Once the first and booster vaccine are done, then the protective antibodies in the blood stand guard against the development of those diseases. Over time, these antibodies gradually decline, so a booster shot is needed at regular intervals. This varies with different vaccines.
If you are in doubt ask your vet, trainer or stable manager about when and which vaccinations to have administered to your pony.

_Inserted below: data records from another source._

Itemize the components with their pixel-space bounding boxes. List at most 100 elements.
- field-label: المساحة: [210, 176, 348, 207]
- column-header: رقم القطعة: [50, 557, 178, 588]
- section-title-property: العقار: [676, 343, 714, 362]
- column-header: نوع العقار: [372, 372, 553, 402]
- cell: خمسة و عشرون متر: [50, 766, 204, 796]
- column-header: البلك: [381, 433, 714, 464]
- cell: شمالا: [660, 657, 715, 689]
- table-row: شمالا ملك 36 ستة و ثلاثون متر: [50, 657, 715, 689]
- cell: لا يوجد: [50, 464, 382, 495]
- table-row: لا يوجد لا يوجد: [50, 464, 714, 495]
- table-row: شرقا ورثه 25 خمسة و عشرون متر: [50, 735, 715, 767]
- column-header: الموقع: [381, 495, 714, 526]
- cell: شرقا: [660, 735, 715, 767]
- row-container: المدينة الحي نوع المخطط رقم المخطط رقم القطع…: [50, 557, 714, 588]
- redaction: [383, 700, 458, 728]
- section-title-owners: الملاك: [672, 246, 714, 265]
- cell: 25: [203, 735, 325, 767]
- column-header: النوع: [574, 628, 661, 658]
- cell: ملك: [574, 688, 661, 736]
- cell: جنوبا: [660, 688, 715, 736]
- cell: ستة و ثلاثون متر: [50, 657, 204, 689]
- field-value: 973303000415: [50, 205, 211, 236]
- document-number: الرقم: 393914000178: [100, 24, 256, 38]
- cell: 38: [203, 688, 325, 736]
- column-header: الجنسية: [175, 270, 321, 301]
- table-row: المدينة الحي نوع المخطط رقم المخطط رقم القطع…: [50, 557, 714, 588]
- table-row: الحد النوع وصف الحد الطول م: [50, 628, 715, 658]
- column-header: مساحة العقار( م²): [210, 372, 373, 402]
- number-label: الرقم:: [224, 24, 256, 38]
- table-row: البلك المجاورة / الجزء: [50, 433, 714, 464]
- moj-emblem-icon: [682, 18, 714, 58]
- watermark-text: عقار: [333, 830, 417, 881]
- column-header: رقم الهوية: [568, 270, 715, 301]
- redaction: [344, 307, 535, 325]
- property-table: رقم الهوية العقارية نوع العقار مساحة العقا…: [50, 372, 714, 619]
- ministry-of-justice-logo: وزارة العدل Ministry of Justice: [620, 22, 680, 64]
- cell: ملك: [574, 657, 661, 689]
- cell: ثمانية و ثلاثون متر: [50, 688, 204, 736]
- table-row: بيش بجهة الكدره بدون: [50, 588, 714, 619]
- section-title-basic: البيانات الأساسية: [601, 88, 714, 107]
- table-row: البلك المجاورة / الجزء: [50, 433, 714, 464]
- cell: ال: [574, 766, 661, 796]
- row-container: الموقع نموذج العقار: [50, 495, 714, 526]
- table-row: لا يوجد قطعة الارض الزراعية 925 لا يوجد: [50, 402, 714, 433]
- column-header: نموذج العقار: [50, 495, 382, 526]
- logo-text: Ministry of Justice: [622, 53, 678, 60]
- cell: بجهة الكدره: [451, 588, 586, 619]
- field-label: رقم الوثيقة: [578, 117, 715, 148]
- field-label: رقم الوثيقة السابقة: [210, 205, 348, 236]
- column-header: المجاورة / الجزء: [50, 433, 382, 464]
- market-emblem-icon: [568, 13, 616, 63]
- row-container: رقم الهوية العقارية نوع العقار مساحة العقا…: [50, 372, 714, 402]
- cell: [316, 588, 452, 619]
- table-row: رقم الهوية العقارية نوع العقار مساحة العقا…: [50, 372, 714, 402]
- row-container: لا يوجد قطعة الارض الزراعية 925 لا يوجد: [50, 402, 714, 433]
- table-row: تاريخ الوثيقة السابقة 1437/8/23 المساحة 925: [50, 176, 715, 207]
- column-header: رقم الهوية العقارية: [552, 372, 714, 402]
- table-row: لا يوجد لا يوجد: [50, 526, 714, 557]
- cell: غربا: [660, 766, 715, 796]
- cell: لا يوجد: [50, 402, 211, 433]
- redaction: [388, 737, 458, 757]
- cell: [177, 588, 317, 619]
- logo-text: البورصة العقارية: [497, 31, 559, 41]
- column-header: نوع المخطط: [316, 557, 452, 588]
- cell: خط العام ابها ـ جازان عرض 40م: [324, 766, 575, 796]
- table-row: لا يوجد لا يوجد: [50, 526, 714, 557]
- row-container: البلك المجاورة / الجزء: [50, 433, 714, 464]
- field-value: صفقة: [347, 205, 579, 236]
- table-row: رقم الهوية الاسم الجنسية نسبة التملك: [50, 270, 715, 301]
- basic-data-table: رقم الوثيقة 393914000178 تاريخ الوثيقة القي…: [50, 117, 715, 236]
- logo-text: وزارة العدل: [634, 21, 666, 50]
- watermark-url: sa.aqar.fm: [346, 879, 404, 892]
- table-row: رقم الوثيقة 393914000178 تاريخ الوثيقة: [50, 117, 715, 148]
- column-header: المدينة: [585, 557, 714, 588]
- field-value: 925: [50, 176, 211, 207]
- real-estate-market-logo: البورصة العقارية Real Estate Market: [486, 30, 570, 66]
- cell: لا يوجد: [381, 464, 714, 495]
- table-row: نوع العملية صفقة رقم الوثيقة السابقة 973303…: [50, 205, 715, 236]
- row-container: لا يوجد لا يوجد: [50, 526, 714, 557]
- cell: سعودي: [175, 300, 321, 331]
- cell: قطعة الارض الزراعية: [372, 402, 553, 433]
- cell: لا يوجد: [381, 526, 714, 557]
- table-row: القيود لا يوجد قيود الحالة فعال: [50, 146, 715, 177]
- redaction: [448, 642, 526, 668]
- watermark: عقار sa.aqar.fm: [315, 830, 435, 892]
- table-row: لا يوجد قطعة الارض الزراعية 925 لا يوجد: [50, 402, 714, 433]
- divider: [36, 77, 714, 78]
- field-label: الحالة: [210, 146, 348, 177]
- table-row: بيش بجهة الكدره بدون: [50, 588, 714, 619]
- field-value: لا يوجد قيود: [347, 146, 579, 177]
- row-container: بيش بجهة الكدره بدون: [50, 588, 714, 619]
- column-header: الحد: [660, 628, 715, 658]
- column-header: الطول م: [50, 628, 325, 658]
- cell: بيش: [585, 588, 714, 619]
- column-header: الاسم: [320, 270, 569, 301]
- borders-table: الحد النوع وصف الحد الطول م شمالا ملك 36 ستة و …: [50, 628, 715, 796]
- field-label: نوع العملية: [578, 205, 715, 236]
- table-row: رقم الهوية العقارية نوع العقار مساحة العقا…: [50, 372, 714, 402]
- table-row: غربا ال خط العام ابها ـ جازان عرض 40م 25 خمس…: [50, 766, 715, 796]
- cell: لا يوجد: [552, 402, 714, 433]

- African Horse Sickness – once a year
- Equine influenza – twice a year
Highly recommended vaccines:
- Tetanus – once a year. A booster can be given with any injury or puncture wound.
On advice of a vet:
- Strangles – once a year
- Rabies – once a year
- Equine encephalosis virus (EEV) – once a year
Whether you compete or not, part of being a responsible horse owner is to make sure that your horse is properly vaccinated each year. You do this to:
- Give your pony the best protection possible.
- Help prevent the spread of disease.
- Reduce the severity if your pony does catch a disease.
- Subcutaneous is an injection underneath the skin. This is used for the AHS vaccine.
- Intramuscular is an injection directly into the muscle. This is used for influenza and tetanus.
- Intranasal is an injection used for the strangles vaccine, where the injection is given into the underside of the upper lip.
Vaccines should never be administered to ponies if you think that they have been exposed to the disease. Their immune system could already be fighting an infection and injecting them at that time could lead to a serious case of the disease due to a weakened immune system.
With ‘natural’ horsemanship developing a greater following, some people feel that vaccinating too much can be as bad as not vaccinating properly or enough. African Horse Sickness, equine influenza and tetanus are absolute must-haves. In fact if you compete, you will be unable to compete without having AHS and influenza administered by your vet.
The other vaccines are recommended if you are in an area or yard where a certain problem is more likely, for example rabies or strangles.
Keep a full record of your pony’s vaccination history in his passport.